Health · lifestyle

Improvisation is the key..

Wow..Its been a while!

First off, sorry for being so quiet on my blog. I’ve needed some time to put my health first and get some things straight following my recent PCS diagnosis.

Following the events that have unfolded since my last post, the idea of writing this post popped into my head yesterday. So here I am.

I’m due to finish uni in a few weeks. I’ve done pretty well to keep up with my assignments since my accident at the end of January. To the point where I’m extremely proud of myself. The grades I’ve received on them couple of bits of work haven’t been quite as high as previous pieces of work..But that was to be expected.

My dissertation has been put back to Summer, which I am so thankful for. It’s enabled me to concentrate on other pieces of work and do my best in them plus I have field data to collect and not being able to drive for over 2 months put a complete stop to that!

So with all assignments done and after nearly 3 months since my accident I was able to attend uni again for the first time a couple of weeks ago. I survived! My tutor, lecturers and our head of HE have been amazing and so have my friends, it was lovely to see them all again.

So I’ve been to as many lectures as has been physically possible since then and its been nice to get a small amount of normality back (even if it results in symptom flare ups or a day in bed).

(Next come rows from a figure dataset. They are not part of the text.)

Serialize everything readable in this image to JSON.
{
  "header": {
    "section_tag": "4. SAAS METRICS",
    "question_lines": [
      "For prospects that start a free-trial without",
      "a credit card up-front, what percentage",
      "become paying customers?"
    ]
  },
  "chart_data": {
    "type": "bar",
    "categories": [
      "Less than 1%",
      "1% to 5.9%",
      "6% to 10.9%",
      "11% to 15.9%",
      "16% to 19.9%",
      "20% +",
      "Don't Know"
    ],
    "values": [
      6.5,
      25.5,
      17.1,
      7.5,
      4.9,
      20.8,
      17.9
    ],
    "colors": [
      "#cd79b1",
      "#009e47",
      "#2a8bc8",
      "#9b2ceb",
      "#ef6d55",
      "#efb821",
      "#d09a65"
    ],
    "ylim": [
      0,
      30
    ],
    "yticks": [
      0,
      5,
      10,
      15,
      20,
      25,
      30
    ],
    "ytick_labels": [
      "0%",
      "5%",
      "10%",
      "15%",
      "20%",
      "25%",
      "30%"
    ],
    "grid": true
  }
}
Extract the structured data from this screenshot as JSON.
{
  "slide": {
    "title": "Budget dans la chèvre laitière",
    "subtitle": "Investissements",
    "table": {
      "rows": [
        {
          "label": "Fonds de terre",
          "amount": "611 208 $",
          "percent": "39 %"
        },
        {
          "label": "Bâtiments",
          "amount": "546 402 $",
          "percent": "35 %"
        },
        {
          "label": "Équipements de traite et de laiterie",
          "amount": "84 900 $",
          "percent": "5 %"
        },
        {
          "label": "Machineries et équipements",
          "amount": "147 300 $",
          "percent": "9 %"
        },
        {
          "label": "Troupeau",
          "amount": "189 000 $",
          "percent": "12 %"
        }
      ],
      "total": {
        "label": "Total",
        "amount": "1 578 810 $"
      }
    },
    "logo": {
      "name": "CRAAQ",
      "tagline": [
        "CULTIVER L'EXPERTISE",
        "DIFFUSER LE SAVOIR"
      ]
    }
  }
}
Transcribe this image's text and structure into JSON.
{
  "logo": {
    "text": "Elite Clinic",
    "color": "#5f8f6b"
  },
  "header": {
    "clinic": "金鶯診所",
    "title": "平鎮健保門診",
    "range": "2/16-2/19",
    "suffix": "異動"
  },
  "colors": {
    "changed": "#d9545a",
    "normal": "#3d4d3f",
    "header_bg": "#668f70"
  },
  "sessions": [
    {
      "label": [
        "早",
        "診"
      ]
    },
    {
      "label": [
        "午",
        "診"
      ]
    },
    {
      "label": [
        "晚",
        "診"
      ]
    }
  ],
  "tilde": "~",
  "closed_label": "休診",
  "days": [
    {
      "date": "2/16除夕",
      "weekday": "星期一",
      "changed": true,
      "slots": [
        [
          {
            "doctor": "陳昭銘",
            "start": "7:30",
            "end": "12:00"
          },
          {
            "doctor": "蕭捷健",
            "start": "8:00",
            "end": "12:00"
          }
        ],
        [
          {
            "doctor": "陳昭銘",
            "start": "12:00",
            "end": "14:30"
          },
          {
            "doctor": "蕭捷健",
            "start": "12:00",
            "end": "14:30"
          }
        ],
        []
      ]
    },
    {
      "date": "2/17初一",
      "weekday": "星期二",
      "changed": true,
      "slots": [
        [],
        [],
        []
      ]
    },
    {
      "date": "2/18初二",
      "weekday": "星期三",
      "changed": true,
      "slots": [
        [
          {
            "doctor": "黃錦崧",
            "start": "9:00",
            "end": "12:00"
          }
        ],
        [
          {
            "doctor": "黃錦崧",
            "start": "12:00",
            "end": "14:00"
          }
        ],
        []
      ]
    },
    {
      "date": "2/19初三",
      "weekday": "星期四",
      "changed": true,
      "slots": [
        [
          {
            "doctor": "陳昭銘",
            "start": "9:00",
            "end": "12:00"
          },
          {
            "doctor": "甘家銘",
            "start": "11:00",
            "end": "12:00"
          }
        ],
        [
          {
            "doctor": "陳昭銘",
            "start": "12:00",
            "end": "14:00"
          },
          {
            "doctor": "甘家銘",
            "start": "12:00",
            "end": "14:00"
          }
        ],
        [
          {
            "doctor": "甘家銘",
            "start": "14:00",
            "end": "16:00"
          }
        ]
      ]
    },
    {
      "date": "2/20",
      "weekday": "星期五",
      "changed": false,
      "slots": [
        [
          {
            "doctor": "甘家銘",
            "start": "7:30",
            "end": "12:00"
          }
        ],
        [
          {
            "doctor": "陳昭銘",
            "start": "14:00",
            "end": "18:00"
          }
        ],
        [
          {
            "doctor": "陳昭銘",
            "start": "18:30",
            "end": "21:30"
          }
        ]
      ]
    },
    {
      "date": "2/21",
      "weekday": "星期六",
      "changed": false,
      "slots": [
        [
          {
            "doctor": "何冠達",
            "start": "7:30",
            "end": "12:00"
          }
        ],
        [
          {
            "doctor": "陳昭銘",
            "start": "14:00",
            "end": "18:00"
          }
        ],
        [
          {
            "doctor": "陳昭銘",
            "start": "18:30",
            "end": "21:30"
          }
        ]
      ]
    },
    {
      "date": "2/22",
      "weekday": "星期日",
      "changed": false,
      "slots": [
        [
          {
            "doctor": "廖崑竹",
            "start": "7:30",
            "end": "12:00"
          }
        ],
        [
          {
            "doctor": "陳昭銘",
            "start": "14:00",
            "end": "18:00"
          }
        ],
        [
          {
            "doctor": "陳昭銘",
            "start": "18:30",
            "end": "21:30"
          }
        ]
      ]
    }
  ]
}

However, I’ve been faced with making a lot of (very tricky) decisions. The main one, do I think I can do well enough if I sit my final year exams, or do I need to suspend for a year?

I hate blowing my own trumpet, but I’ve been so proud (and surprised!) At how well I’ve done in my first two years of uni and this year so far. However, my exams are worth a huge chunk of 3 of my modules, I would be devastated if it all went wrong at the final hurdle. But I so desperately want to finish this year (I need a break from education for starters!) and graduate with all my friends..

So here I am, 9 days before my first exam, TRYING to revise. Revision is tricky enough, but when you’ve missed over 2 months worth of lectures, my god THAT is tricky! But I started last week and I’m doing much better than I thought with it and I’m determined to give it a good go! If worst comes to worst and I am unable to do them and have to put them off, at least I’ve tried!

Last month my thoughts turned to what happens when I finish uni. I had THE most exciting opportunity waiting for me in June after being chosen as the month long resident volunteer for the RSPB’s Peregrine Falcon Project. If you follow me on social media you’ll know how excited I was about this. But if you read my last blog post about my PCS diagnosis, I’m sure you will see why it’s not going to be possible to do the internship anymore. Making this decision broke my heart and I just felt like I was having to miss out on so much because of this crappy diagnosis (I still often get days where I feel like this and probably will continue to do so for a while to come).

But between these days, you get times where you realise you’ve just got to work out what you CAN do and not dwell on what you can’t. So, when my next thought was something along the lines of (but probably more explicit than) ‘oh my bloody God, how am I going to do a job, let alone get into my dream career, which is the whole reason I have gone to uni!?’ I luckily had one of them – think of what you CAN do days.

So I started looking for jobs I’d be able to do at home, these often involve a computer which is a no no regarding PCS symptoms. Plus, I’ve worked so hard at uni because I desperately WANT to work with animals. I’d be miserable doing something which wasn’t something I was at least a little bit passionate about. Then a bright idea hit me and I started looking into whether it was possible..

And I’m pleased to say, for when uni is finished, I’ve joined a company in Cornwall as a live-in pet sitter! After nearly 3 months of almost constantly being stuck in my house, this took a lot of courage to go for. I’ve lost a lot of confidence and have got a lot more nervous in certain situations, mainly through lack of being around people. But, life can’t stop because you have been given a potentially long-term health diagnosis. I will still need money when I leave uni, I will need to do something to keep me sane and my symptoms will not allow for a 9-5 job and will certainly not allow for the energetic, long hours and potentially stressful conservation based career I want to get into. However, this is just something I can’t do YET. In the future, I will be able to.

Until then, this type of job enables me to choose how much I am physically able to work, will be stress free and if we’re being honest, who wouldn’t be more than happy looking after animals for a living?! 🐢❀

My mum said something to me when I told her I’d found this opportunity ‘no one can say you don’t try Kayleigh. I know plenty of people who would have given up, but you have kept going the whole way through’ that was enough to know I was doing the right thing ❀

In the mean time, health wise I am slowly starting to learn ways to manage my symptoms a little better. I still have a lot of bad days and struggle with the simplest of things which is infuriating. But I have my first specialist appointment with a neurologist on Monday, so I’m hoping things can only get better and I’m feeling positive about what the future holds! 😊

So..what do you do when you think everything has gone, to put it politely, tits up? You improvise! I may not be coming out of uni and going into my dream job..But I have found an answer. You think of the things you CAN do and not get caught up in what you can’t.

Because one day, they will also be the things you can do.